12 Тем не менее, я продолжала читать с такой же двойственностью, как и у нее. Возможно, самое известное ее эссе — безусловно, одно из самых противоречивых — «Заметки о «Кэмпе»», в котором феномен, определяемый «духом экстравагантности», исследуется со скрупулезной трезвостью.Запрос исходит из смешанных чувств — «Меня сильно тянет к Кэмпу и почти так же сильно обижает на него», — которые скорее обостряются, чем разрешаются, и которые вьются через 58 пронумерованных разделов «Заметок», как усики в стиле ар-нуво. Распечатать. Писая о чрезмерном, искусственном, легкомысленном и театральном способе выражения, Зонтаг использует стиль, противоположный всему этому.

Если некоторые виды лагеря представляют собой «серьезность, которая терпит неудачу», то «Заметки о «лагере» » разыгрывают серьезность, которая достигает успеха.Эссе посвящено Оскару Уайльду, чьи самые насмешливые высказывания выражали его самые глубокие мысли. Зонтаг обращает вспять этот вильдеанский поток, так что ее серьезные заявления сверкают почти невидимым озорством. Эссе восхитительно, потому что оно, кажется, не выдает никакого чувства юмора, потому что его шутки похоронены так глубоко, что они, по сути, являются секретами.

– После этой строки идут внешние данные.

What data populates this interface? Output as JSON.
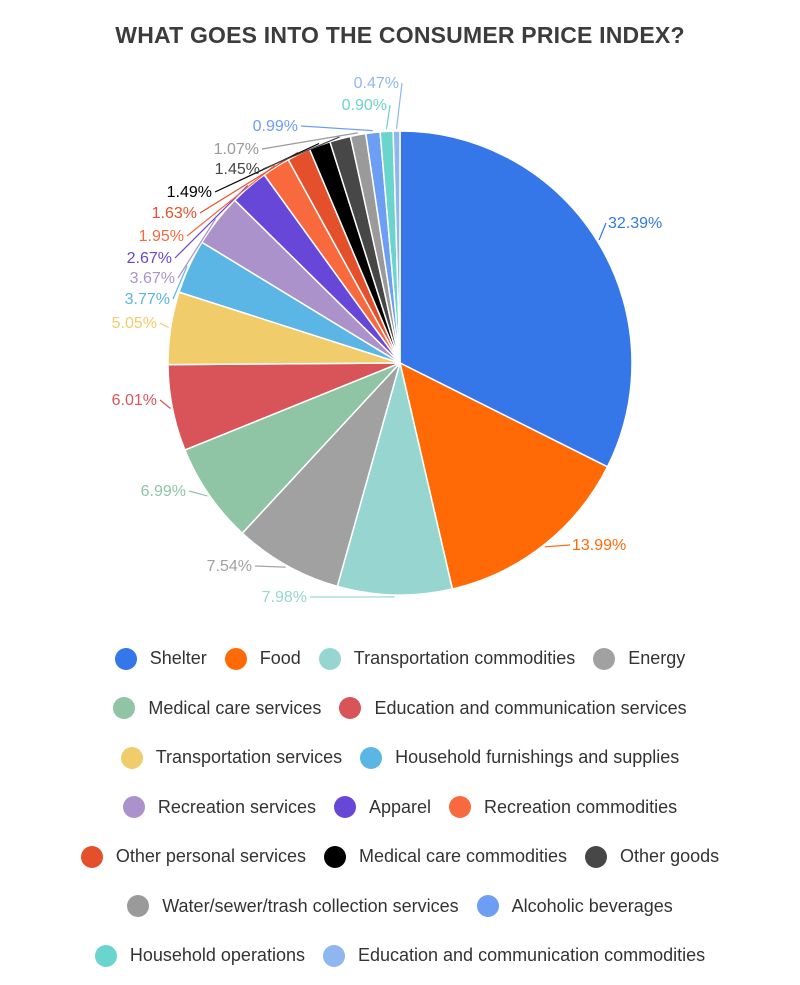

13 В главе «Против интерпретации» под названием «Записные книжки Камю» — первоначально опубликованной в «Нью-Йорк ревью оф букс» — Зонтаг делит великих писателей на «мужей» и «любовников», хитрая, сексуальная модификация старых дихотомий (e .г., между аполлоническим и дионисийским, классическим и романтическим, бледнолицым и краснокожим). Альбер Камю, начавший свой посмертный путь от нобелевского лауреата и мученика-экзистенциалиста до школьной программы (где я его и нашел), назван «идеальным мужем современной литературы». Это не совсем комплимент:

Некоторые писатели приводят твердые достоинства мужа: надежность, интеллигентность, великодушие, порядочность.Есть и другие писатели, в которых ценят дар любовника, дар темперамента, а не нравственную добродетель. Общеизвестно, что женщины терпят качества любовника — капризность, эгоизм, ненадежность, жестокость, — которые они никогда не одобрят в муже, в обмен на волнение, вливание сильных чувств. Точно так же читатели мирятся с неразборчивостью, навязчивостью, болезненной правдой, ложью, плохой грамматикой — если в качестве компенсации писатель позволяет им смаковать редкие эмоции и опасные ощущения.

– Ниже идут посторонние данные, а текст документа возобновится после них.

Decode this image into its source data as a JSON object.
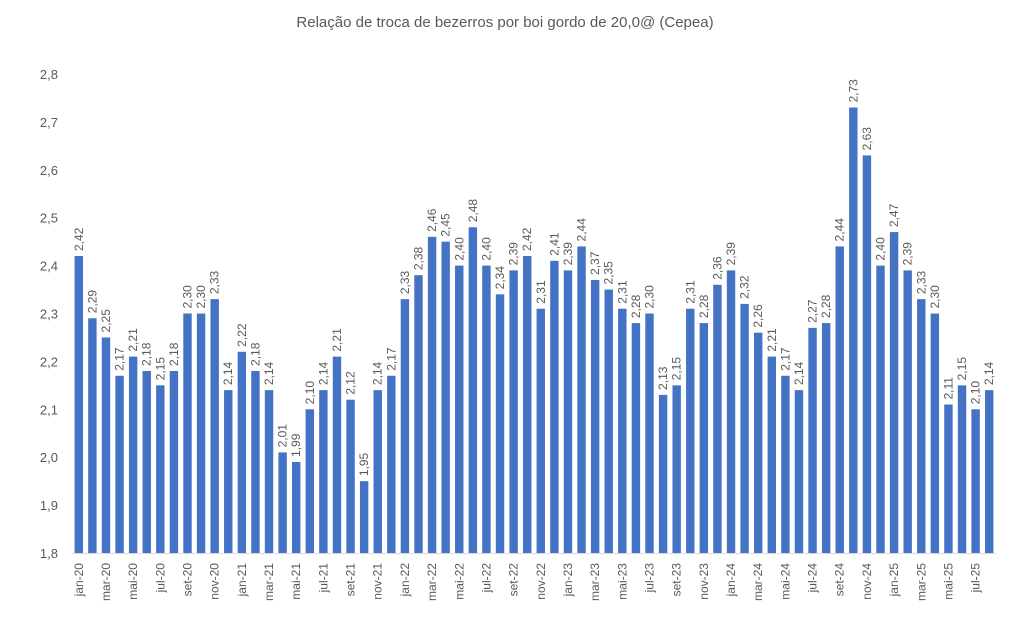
{
  "chart_data": {
    "type": "bar",
    "title": "Relação de troca de bezerros por boi gordo de 20,0@ (Cepea)",
    "xlabel": "",
    "ylabel": "",
    "ylim": [
      1.8,
      2.8
    ],
    "yticks": [
      "1,8",
      "1,9",
      "2,0",
      "2,1",
      "2,2",
      "2,3",
      "2,4",
      "2,5",
      "2,6",
      "2,7",
      "2,8"
    ],
    "grid": false,
    "bar_color": "#4472C4",
    "x_tick_labels": [
      "jan-20",
      "mar-20",
      "mai-20",
      "jul-20",
      "set-20",
      "nov-20",
      "jan-21",
      "mar-21",
      "mai-21",
      "jul-21",
      "set-21",
      "nov-21",
      "jan-22",
      "mar-22",
      "mai-22",
      "jul-22",
      "set-22",
      "nov-22",
      "jan-23",
      "mar-23",
      "mai-23",
      "jul-23",
      "set-23",
      "nov-23",
      "jan-24",
      "mar-24",
      "mai-24",
      "jul-24",
      "set-24",
      "nov-24",
      "jan-25",
      "mar-25",
      "mai-25",
      "jul-25"
    ],
    "values": [
      2.42,
      2.29,
      2.25,
      2.17,
      2.21,
      2.18,
      2.15,
      2.18,
      2.3,
      2.3,
      2.33,
      2.14,
      2.22,
      2.18,
      2.14,
      2.01,
      1.99,
      2.1,
      2.14,
      2.21,
      2.12,
      1.95,
      2.14,
      2.17,
      2.33,
      2.38,
      2.46,
      2.45,
      2.4,
      2.48,
      2.4,
      2.34,
      2.39,
      2.42,
      2.31,
      2.41,
      2.39,
      2.44,
      2.37,
      2.35,
      2.31,
      2.28,
      2.3,
      2.13,
      2.15,
      2.31,
      2.28,
      2.36,
      2.39,
      2.32,
      2.26,
      2.21,
      2.17,
      2.14,
      2.27,
      2.28,
      2.44,
      2.73,
      2.63,
      2.4,
      2.47,
      2.39,
      2.33,
      2.3,
      2.11,
      2.15,
      2.1,
      2.14
    ]
  }
}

Сексуальная политика этой формулировки – это нечто. Чтение-женщина, письмо-мужчина. Читательница существует для того, чтобы быть соблазненной или обеспеченной, изнасилованной или обслуженной мужчиной, который либо мошенник, либо солидный гражданин. Камю, несмотря на свою кинозвездную внешность (как и Зонтаг, он хорошо фотографировал), обречен на статус мужа. Он парень, на которого читатель согласится, который не будет задавать слишком много вопросов, когда она вернется после интрижек с Кафкой, Селин или Жидом.Он также тот, кто больше, чем любой из них, вдохновляет на любовь.

14 После того, как ее брак с социологом Филипом Риффом распался в 1959 году, большинство серьезных романтических отношений Зонтаг были с женщинами. Писатели, компанию которых она составляла на странице, были преимущественно мужчинами (и почти исключительно европейцами). За исключением короткой статьи о Симоне Вейль и еще одной о Натали Саррот в «Против интерпретации» и подробного разбора Лени Рифеншталь в «Под знаком Сатурна», основная критика Зонтаг касается мужчин.

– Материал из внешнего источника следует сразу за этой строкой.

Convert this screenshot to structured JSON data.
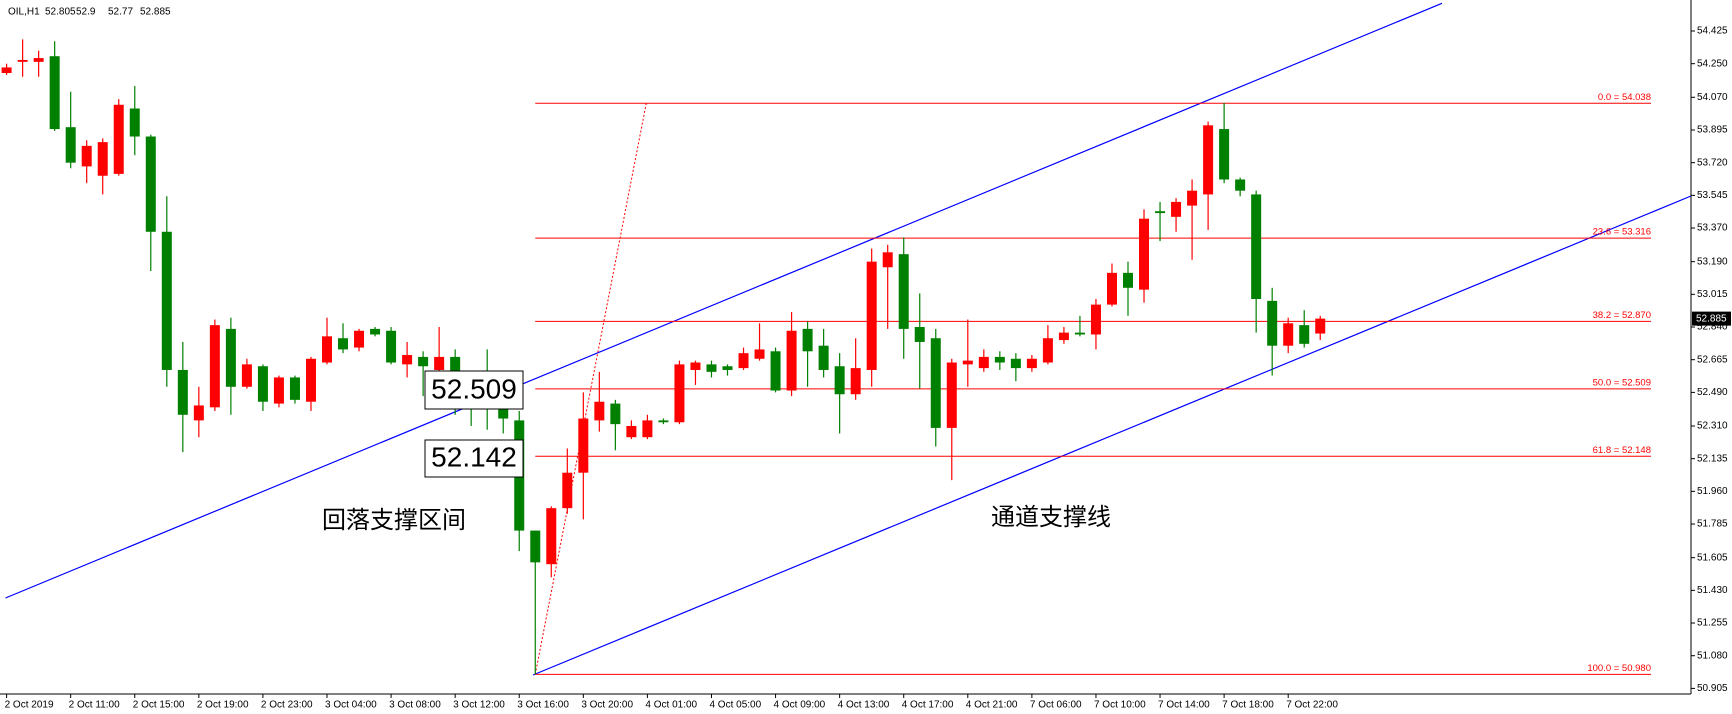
{
  "chart_data": {
    "type": "candlestick",
    "symbol": "OIL,H1",
    "categories": [
      "2 Oct 2019",
      null,
      null,
      null,
      "2 Oct 11:00",
      null,
      null,
      null,
      "2 Oct 15:00",
      null,
      null,
      null,
      "2 Oct 19:00",
      null,
      null,
      null,
      "2 Oct 23:00",
      null,
      null,
      null,
      "3 Oct 04:00",
      null,
      null,
      null,
      "3 Oct 08:00",
      null,
      null,
      null,
      "3 Oct 12:00",
      null,
      null,
      null,
      "3 Oct 16:00",
      null,
      null,
      null,
      "3 Oct 20:00",
      null,
      null,
      null,
      "4 Oct 01:00",
      null,
      null,
      null,
      "4 Oct 05:00",
      null,
      null,
      null,
      "4 Oct 09:00",
      null,
      null,
      null,
      "4 Oct 13:00",
      null,
      null,
      null,
      "4 Oct 17:00",
      null,
      null,
      null,
      "4 Oct 21:00",
      null,
      null,
      null,
      "7 Oct 06:00",
      null,
      null,
      null,
      "7 Oct 10:00",
      null,
      null,
      null,
      "7 Oct 14:00",
      null,
      null,
      null,
      "7 Oct 18:00",
      null,
      null,
      null,
      "7 Oct 22:00",
      null,
      null
    ],
    "open": [
      54.2,
      54.26,
      54.26,
      54.29,
      53.91,
      53.7,
      53.65,
      53.66,
      54.01,
      53.86,
      53.35,
      52.61,
      52.34,
      52.41,
      52.83,
      52.52,
      52.63,
      52.43,
      52.57,
      52.44,
      52.65,
      52.78,
      52.73,
      52.83,
      52.82,
      52.64,
      52.68,
      52.61,
      52.68,
      52.48,
      52.47,
      52.46,
      52.34,
      51.75,
      51.57,
      51.87,
      52.06,
      52.34,
      52.43,
      52.25,
      52.25,
      52.34,
      52.33,
      52.61,
      52.64,
      52.63,
      52.62,
      52.67,
      52.71,
      52.5,
      52.83,
      52.74,
      52.63,
      52.48,
      52.61,
      53.16,
      53.23,
      52.84,
      52.78,
      52.3,
      52.64,
      52.62,
      52.68,
      52.67,
      52.62,
      52.65,
      52.77,
      52.81,
      52.8,
      52.96,
      53.13,
      53.04,
      53.46,
      53.43,
      53.49,
      53.55,
      53.9,
      53.63,
      53.55,
      52.98,
      52.74,
      52.85,
      52.805
    ],
    "high": [
      54.25,
      54.38,
      54.32,
      54.37,
      54.1,
      53.84,
      53.85,
      54.06,
      54.13,
      53.87,
      53.54,
      52.76,
      52.52,
      52.88,
      52.89,
      52.67,
      52.64,
      52.58,
      52.58,
      52.68,
      52.89,
      52.86,
      52.83,
      52.84,
      52.84,
      52.76,
      52.71,
      52.84,
      52.72,
      52.55,
      52.72,
      52.52,
      52.39,
      51.75,
      51.88,
      52.19,
      52.49,
      52.6,
      52.45,
      52.34,
      52.37,
      52.35,
      52.66,
      52.66,
      52.66,
      52.64,
      52.73,
      52.86,
      52.73,
      52.92,
      52.87,
      52.83,
      52.7,
      52.78,
      53.26,
      53.28,
      53.32,
      53.02,
      52.83,
      52.67,
      52.88,
      52.72,
      52.71,
      52.7,
      52.69,
      52.85,
      52.84,
      52.9,
      52.99,
      53.18,
      53.19,
      53.47,
      53.51,
      53.53,
      53.63,
      53.94,
      54.04,
      53.64,
      53.57,
      53.05,
      52.89,
      52.93,
      52.9
    ],
    "low": [
      54.19,
      54.18,
      54.18,
      53.89,
      53.69,
      53.61,
      53.55,
      53.65,
      53.76,
      53.14,
      52.52,
      52.17,
      52.25,
      52.39,
      52.37,
      52.51,
      52.39,
      52.41,
      52.43,
      52.39,
      52.64,
      52.7,
      52.71,
      52.79,
      52.64,
      52.57,
      52.47,
      52.47,
      52.37,
      52.31,
      52.29,
      52.27,
      51.64,
      50.98,
      51.5,
      51.84,
      51.81,
      52.28,
      52.18,
      52.24,
      52.24,
      52.32,
      52.32,
      52.53,
      52.57,
      52.58,
      52.61,
      52.66,
      52.49,
      52.47,
      52.52,
      52.57,
      52.27,
      52.45,
      52.52,
      52.83,
      52.67,
      52.51,
      52.2,
      52.02,
      52.52,
      52.6,
      52.61,
      52.55,
      52.6,
      52.64,
      52.75,
      52.79,
      52.72,
      52.95,
      52.9,
      52.97,
      53.3,
      53.35,
      53.2,
      53.36,
      53.61,
      53.54,
      52.81,
      52.58,
      52.7,
      52.73,
      52.77
    ],
    "close": [
      54.23,
      54.27,
      54.28,
      53.9,
      53.72,
      53.81,
      53.83,
      54.03,
      53.86,
      53.35,
      52.61,
      52.37,
      52.42,
      52.85,
      52.52,
      52.64,
      52.44,
      52.57,
      52.45,
      52.67,
      52.79,
      52.72,
      52.82,
      52.8,
      52.65,
      52.69,
      52.63,
      52.68,
      52.46,
      52.46,
      52.45,
      52.35,
      51.75,
      51.58,
      51.87,
      52.06,
      52.35,
      52.44,
      52.32,
      52.31,
      52.34,
      52.33,
      52.64,
      52.65,
      52.6,
      52.61,
      52.7,
      52.72,
      52.5,
      52.82,
      52.71,
      52.61,
      52.48,
      52.62,
      53.19,
      53.24,
      52.83,
      52.76,
      52.3,
      52.65,
      52.66,
      52.68,
      52.65,
      52.62,
      52.67,
      52.78,
      52.81,
      52.8,
      52.96,
      53.13,
      53.05,
      53.42,
      53.45,
      53.51,
      53.57,
      53.92,
      53.63,
      53.57,
      52.99,
      52.74,
      52.86,
      52.75,
      52.885
    ],
    "up_color": "#ff0000",
    "down_color": "#008000",
    "ylim": [
      50.875,
      54.591
    ],
    "yticks": [
      54.425,
      {
        "value": 54.25,
        "label": "54.250"
      },
      {
        "value": 54.07,
        "label": "54.070"
      },
      53.895,
      {
        "value": 53.72,
        "label": "53.720"
      },
      53.545,
      {
        "value": 53.37,
        "label": "53.370"
      },
      {
        "value": 53.19,
        "label": "53.190"
      },
      53.015,
      {
        "value": 52.84,
        "label": "52.840"
      },
      52.665,
      {
        "value": 52.49,
        "label": "52.490"
      },
      {
        "value": 52.31,
        "label": "52.310"
      },
      52.135,
      {
        "value": 51.96,
        "label": "51.960"
      },
      51.785,
      51.605,
      {
        "value": 51.43,
        "label": "51.430"
      },
      51.255,
      {
        "value": 51.08,
        "label": "51.080"
      },
      50.905
    ],
    "last_price": 52.885,
    "fib_levels": [
      {
        "value": 54.038,
        "label": "0.0 = 54.038"
      },
      {
        "value": 53.316,
        "label": "23.6 = 53.316"
      },
      {
        "value": 52.87,
        "label": "38.2 = 52.870"
      },
      {
        "value": 52.509,
        "label": "50.0 = 52.509"
      },
      {
        "value": 52.148,
        "label": "61.8 = 52.148"
      },
      {
        "value": 50.98,
        "label": "100.0 = 50.980"
      }
    ],
    "annotations": [
      "52.509",
      "52.142",
      "回落支撑区间",
      "通道支撑线"
    ],
    "grid": false
  }
}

Она сама была своего рода мужем. Ее письмо добросовестно, тщательно, терпеливо и полезно. Авторитетный, но не ругающий. Строгий, упорядоченный и ясный, даже когда он отправляется в пейзажи дикости, разрушения и бунта. Она начинает свое исследование «Порнографического воображения» с предупреждения, что «Никто не должен начинать обсуждение порнографии, пока не признает наличие порнографии ies — их по крайней мере три — и прежде чем пообещает рассмотреть их по одному.

Экстравагантная, самоуничижительная серьезность этого предложения делает его идеальным лагерным жестом. Есть также что-то странное в установлении правил и процедур, подразумеваемый сценарий нарушения и наказания, который безошибочно эротичен. Мне должно быть стыдно за то, что я так думаю? Конечно! Унижение — один из самых сильных и приятных эффектов мастерской прозы Зонтаг.Она главная.

15 Но правила игры не просто требуют молчания или послушания со стороны читателя. Что поддерживает связь — рабство, если вы позволите, — так это ее изменчивость. Доминирующая сторона всегда уязвима, подчиненная сторона всегда способна на бунт, сопротивление или прямой отказ.

Я часто читаю ее произведения в духе непокорности, неповиновения, как бы надеясь вызвать реакцию.Какое-то время я думал, что она ошибается во всем. «Против интерпретации» была сентиментальной и обреченной на провал полемикой против критики, как раз того, во что она научила меня верить. «О фотографии» была сентиментальной защитой заезженной эстетической идеологии, обернутой вокруг суеверного ужаса перед технологиями. Да и кого вообще волновали Элиас Канетти и Вальтер Беньямин? Или об Э. М. Чоране, или Антонене Арто, или любом другом еврочудаке из ее пантеона?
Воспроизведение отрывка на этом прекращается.